I wonder, will these be British jobs and houses for British workers being paid a decent living wage, or will the dozens of EU citizens’ job applications for every available job be given preference?
That’s if the jobs are even advertised in this country. I am old enough to know that election promises are hot air to buy votes, and I feel quite sure that the majority of the electorate have woken up to that fact.
Derek Barker, by email
Global warming fantasy world
HERE WE go again with another outpouring of overblown global warming scare stories led by its acolytes at the BBC.
Have they not yet realised that the reason so many people are sceptical of this subject is the fact that over the past 15-20 years the climate has stubbornly refused to conform to their earlier predictions?

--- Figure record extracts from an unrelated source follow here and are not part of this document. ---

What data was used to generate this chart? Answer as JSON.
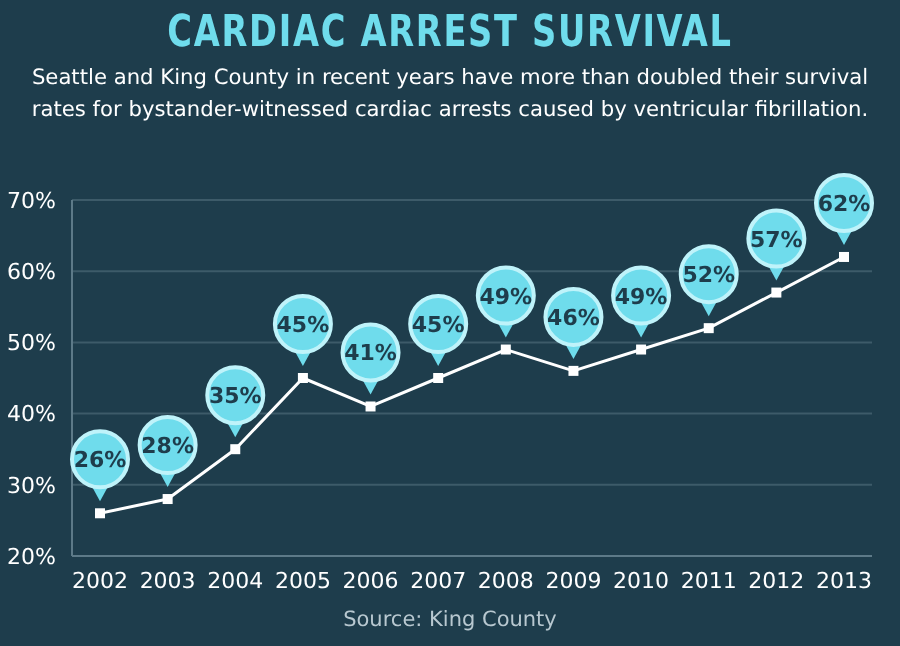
{
  "chart_data": {
    "type": "line",
    "title": "CARDIAC ARREST SURVIVAL",
    "subtitle": "Seattle and King County in recent years have more than doubled their survival rates for bystander-witnessed cardiac arrests caused by ventricular fibrillation.",
    "categories": [
      "2002",
      "2003",
      "2004",
      "2005",
      "2006",
      "2007",
      "2008",
      "2009",
      "2010",
      "2011",
      "2012",
      "2013"
    ],
    "series": [
      {
        "color": "#ffffff",
        "values": [
          26,
          28,
          35,
          45,
          41,
          45,
          49,
          46,
          49,
          52,
          57,
          62
        ],
        "value_labels": [
          "26%",
          "28%",
          "35%",
          "45%",
          "41%",
          "45%",
          "49%",
          "46%",
          "49%",
          "52%",
          "57%",
          "62%"
        ]
      }
    ],
    "ylim": [
      20,
      70
    ],
    "yticks": [
      {
        "value": 20,
        "label": "20%"
      },
      {
        "value": 30,
        "label": "30%"
      },
      {
        "value": 40,
        "label": "40%"
      },
      {
        "value": 50,
        "label": "50%"
      },
      {
        "value": 60,
        "label": "60%"
      },
      {
        "value": 70,
        "label": "70%"
      }
    ],
    "grid": "y",
    "marker": "square",
    "line_style": "solid",
    "annotations": [
      "Source: King County"
    ]
  }
}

Instead of the usual fantasy predictions we should consider a few facts:
1) There has been no statistically significant warming since 1998.
2) Polar ice is not vanishing – recent reductions of Arctic sea ice have been balanced by increases in the Antarctic.
3) Even the GW “experts” admit that there is no scientific evidence to link incidence of extreme weather events to man-made causes.
4) And finally, how much of CO2 is there in the atmosphere to cause all this? Just 0.04 per cent, that’s all.
And finally the IPCC spokesman who was wheeled out to deliver the latest statement (Rajendra Pachauri) has no qualifications whatsoever in climate science – he is in fact an ex-Indian railway engineer.
It seems impossible to have a fact-based, grown-up debate on the subject.
John Wainwright, by email
Danger road for pedestrians
ON READING the headline ‘Victory for a gran’ headline (YEP, March 24) about the pensioner who fell on her face on an uneven road reminded me of my recent letter stating that Harehills Lane from Compton Road up to Ashley Road must be the most dangerous road in Leeds for pedestrians as the top layer has come away on much of the road.
Yet it is still awaiting work. If it was a country road it would not be as urgent but this road is crossed by many, many people every day – it has 12 takeaways nearby which raises the footfall.
AE Hague, Bellbrooke Grove, Leeds
Pavement was on the move
I WORKED for the Central Electricity Generating Board (CEGB) based in Whitehall Road and Thirsk Row, in the early 1960s. When the offices moved to the Merrion Centre (built on the site of Rockingham Street Bus Station, I believe) as, at that time, it was open to the elements. You often arrived rather dishevelled!
There was a moving pavement at the Merrion Street entrance (it didn’t always move!)I also remember taking a nephew to the cinema there, to see Mary Poppins.
Mrs J Finister, Pudsey
Full stop city
I knew it would happen!
I knew it would come someday to this grid-locked city – blanket 20mph speed limits – and I knew the ‘pie-in-the-sky’ cycle highway would bring this city to a full stop!